5) Term and Terminations
a) Term. This Agreement will take effect on the Effective Date and will remain in force until terminated in accordance with this Agreement.
b) Termination Events. This Agreement may be terminated immediately upon written notice by either party under any of the following conditions: (i) If the other party has failed to cure a breach of any material term or condition under the Agreement within thirty (30) days after receipt of notice from the other party; or (ii) Either party ceases to carry on business as a going concern, either party becomes the object of the institution of voluntary or involuntary proceedings in bankruptcy or liquidation, which proceeding is not dismissed within ninety (90) days, or a receiver is appointed with respect to a substantial part of its assets.
c) Effect of Termination.
Upon termination of this Agreement, in whole or in part, Customer shall pay TSL for all amounts owed up to the effective date of termination.

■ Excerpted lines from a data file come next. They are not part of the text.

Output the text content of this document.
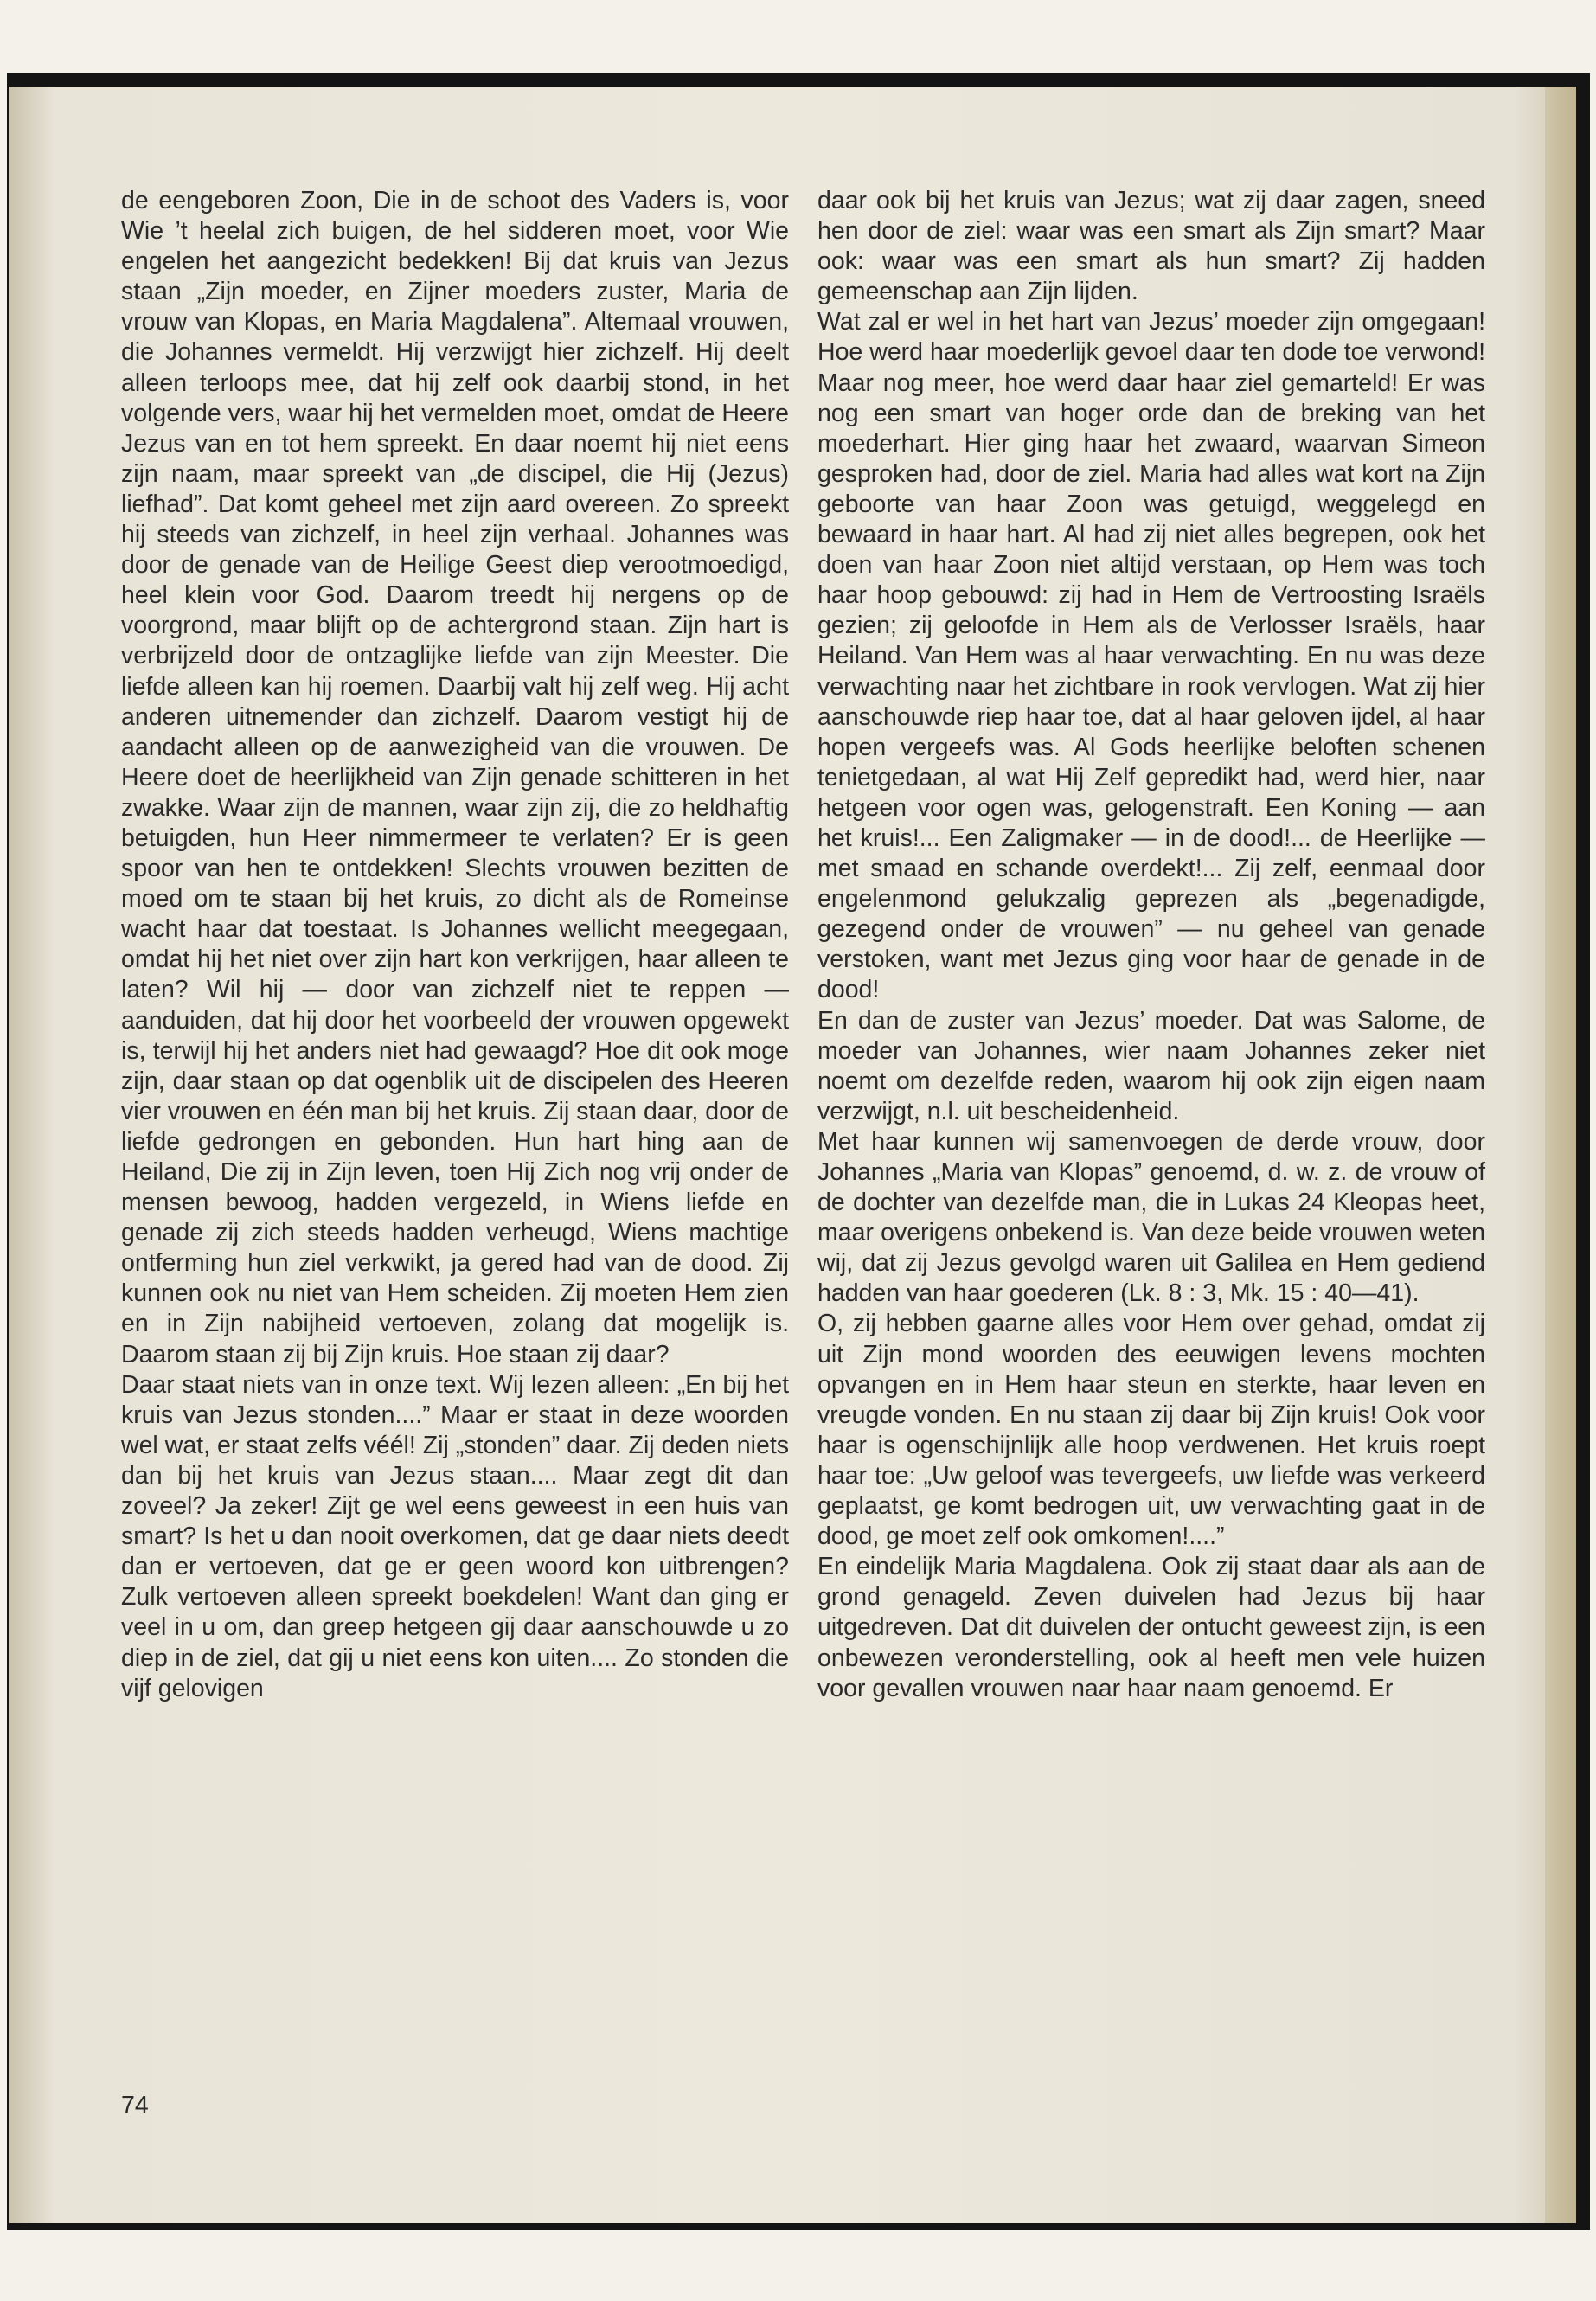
de eengeboren Zoon, Die in de schoot des Vaders is, voor Wie ’t heelal zich buigen, de hel sidderen moet, voor Wie engelen het aangezicht bedekken! Bij dat kruis van Jezus staan „Zijn moeder, en Zijner moeders zuster, Maria de vrouw van Klopas, en Maria Magdalena”. Altemaal vrouwen, die Johannes vermeldt. Hij verzwijgt hier zichzelf. Hij deelt alleen terloops mee, dat hij zelf ook daarbij stond, in het volgende vers, waar hij het vermelden moet, omdat de Heere Jezus van en tot hem spreekt. En daar noemt hij niet eens zijn naam, maar spreekt van „de discipel, die Hij (Jezus) liefhad”. Dat komt geheel met zijn aard overeen. Zo spreekt hij steeds van zichzelf, in heel zijn verhaal. Johannes was door de genade van de Heilige Geest diep verootmoedigd, heel klein voor God. Daarom treedt hij nergens op de voorgrond, maar blijft op de achtergrond staan. Zijn hart is verbrijzeld door de ontzaglijke liefde van zijn Meester. Die liefde alleen kan hij roemen. Daarbij valt hij zelf weg. Hij acht anderen uitnemender dan zichzelf. Daarom vestigt hij de aandacht alleen op de aanwezigheid van die vrouwen. De Heere doet de heerlijkheid van Zijn genade schitteren in het zwakke. Waar zijn de mannen, waar zijn zij, die zo heldhaftig betuigden, hun Heer nimmermeer te verlaten? Er is geen spoor van hen te ontdekken! Slechts vrouwen bezitten de moed om te staan bij het kruis, zo dicht als de Romeinse wacht haar dat toestaat. Is Johannes wellicht meegegaan, omdat hij het niet over zijn hart kon verkrijgen, haar alleen te laten? Wil hij — door van zichzelf niet te reppen — aanduiden, dat hij door het voorbeeld der vrouwen opgewekt is, terwijl hij het anders niet had gewaagd? Hoe dit ook moge zijn, daar staan op dat ogenblik uit de discipelen des Heeren vier vrouwen en één man bij het kruis. Zij staan daar, door de liefde gedrongen en gebonden. Hun hart hing aan de Heiland, Die zij in Zijn leven, toen Hij Zich nog vrij onder de mensen bewoog, hadden vergezeld, in Wiens liefde en genade zij zich steeds hadden verheugd, Wiens machtige ontferming hun ziel verkwikt, ja gered had van de dood. Zij kunnen ook nu niet van Hem scheiden. Zij moeten Hem zien en in Zijn nabijheid vertoeven, zolang dat mogelijk is. Daarom staan zij bij Zijn kruis. Hoe staan zij daar?

Daar staat niets van in onze text. Wij lezen alleen: „En bij het kruis van Jezus stonden....” Maar er staat in deze woorden wel wat, er staat zelfs véél! Zij „stonden” daar. Zij deden niets dan bij het kruis van Jezus staan.... Maar zegt dit dan zoveel? Ja zeker! Zijt ge wel eens geweest in een huis van smart? Is het u dan nooit overkomen, dat ge daar niets deedt dan er vertoeven, dat ge er geen woord kon uitbrengen? Zulk vertoeven alleen spreekt boekdelen! Want dan ging er veel in u om, dan greep hetgeen gij daar aanschouwde u zo diep in de ziel, dat gij u niet eens kon uiten.... Zo stonden die vijf gelovigen

daar ook bij het kruis van Jezus; wat zij daar zagen, sneed hen door de ziel: waar was een smart als Zijn smart? Maar ook: waar was een smart als hun smart? Zij hadden gemeenschap aan Zijn lijden.

Wat zal er wel in het hart van Jezus’ moeder zijn omgegaan! Hoe werd haar moederlijk gevoel daar ten dode toe verwond! Maar nog meer, hoe werd daar haar ziel gemarteld! Er was nog een smart van hoger orde dan de breking van het moederhart. Hier ging haar het zwaard, waarvan Simeon gesproken had, door de ziel. Maria had alles wat kort na Zijn geboorte van haar Zoon was getuigd, weggelegd en bewaard in haar hart. Al had zij niet alles begrepen, ook het doen van haar Zoon niet altijd verstaan, op Hem was toch haar hoop gebouwd: zij had in Hem de Vertroosting Israëls gezien; zij geloofde in Hem als de Verlosser Israëls, haar Heiland. Van Hem was al haar verwachting. En nu was deze verwachting naar het zichtbare in rook vervlogen. Wat zij hier aanschouwde riep haar toe, dat al haar geloven ijdel, al haar hopen vergeefs was. Al Gods heerlijke beloften schenen tenietgedaan, al wat Hij Zelf gepredikt had, werd hier, naar hetgeen voor ogen was, gelogenstraft. Een Koning — aan het kruis!... Een Zaligmaker — in de dood!... de Heerlijke — met smaad en schande overdekt!... Zij zelf, eenmaal door engelenmond gelukzalig geprezen als „begenadigde, gezegend onder de vrouwen” — nu geheel van genade verstoken, want met Jezus ging voor haar de genade in de dood!

En dan de zuster van Jezus’ moeder. Dat was Salome, de moeder van Johannes, wier naam Johannes zeker niet noemt om dezelfde reden, waarom hij ook zijn eigen naam verzwijgt, n.l. uit bescheidenheid.

Met haar kunnen wij samenvoegen de derde vrouw, door Johannes „Maria van Klopas” genoemd, d. w. z. de vrouw of de dochter van dezelfde man, die in Lukas 24 Kleopas heet, maar overigens onbekend is. Van deze beide vrouwen weten wij, dat zij Jezus gevolgd waren uit Galilea en Hem gediend hadden van haar goederen (Lk. 8 : 3, Mk. 15 : 40—41).

O, zij hebben gaarne alles voor Hem over gehad, omdat zij uit Zijn mond woorden des eeuwigen levens mochten opvangen en in Hem haar steun en sterkte, haar leven en vreugde vonden. En nu staan zij daar bij Zijn kruis! Ook voor haar is ogenschijnlijk alle hoop verdwenen. Het kruis roept haar toe: „Uw geloof was tevergeefs, uw liefde was verkeerd geplaatst, ge komt bedrogen uit, uw verwachting gaat in de dood, ge moet zelf ook omkomen!....”

En eindelijk Maria Magdalena. Ook zij staat daar als aan de grond genageld. Zeven duivelen had Jezus bij haar uitgedreven. Dat dit duivelen der ontucht geweest zijn, is een onbewezen veronderstelling, ook al heeft men vele huizen voor gevallen vrouwen naar haar naam genoemd. Er

74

Termination of this Agreement shall not constitute a waiver for any amounts due.
The following Sections shall survive the termination of this Agreement for any reason: Sections 1a,1d,2,3 and 5c.
No later than thirty (30) days after the date of termination of this Agreement by TSL, Customer shall upon TSL's instructions either return the Software and all copies thereof; all Documentation relating thereto in its possession that is in tangible form or destroy the same (including any copies thereof contained on Customer's applicable hardware). Customer shall furnish TSL with a certificate signed by an executive officer of Customer verifying that the same has been done.
6) Governing Law
This Agreement is governed by the laws of the Hong Kong Special Administrative Region and each party agrees to submit to the exclusive jurisdiction of, and venue in, the courts in the Hong Kong Special Administrative Region in any dispute arising out of or relating to this Agreement.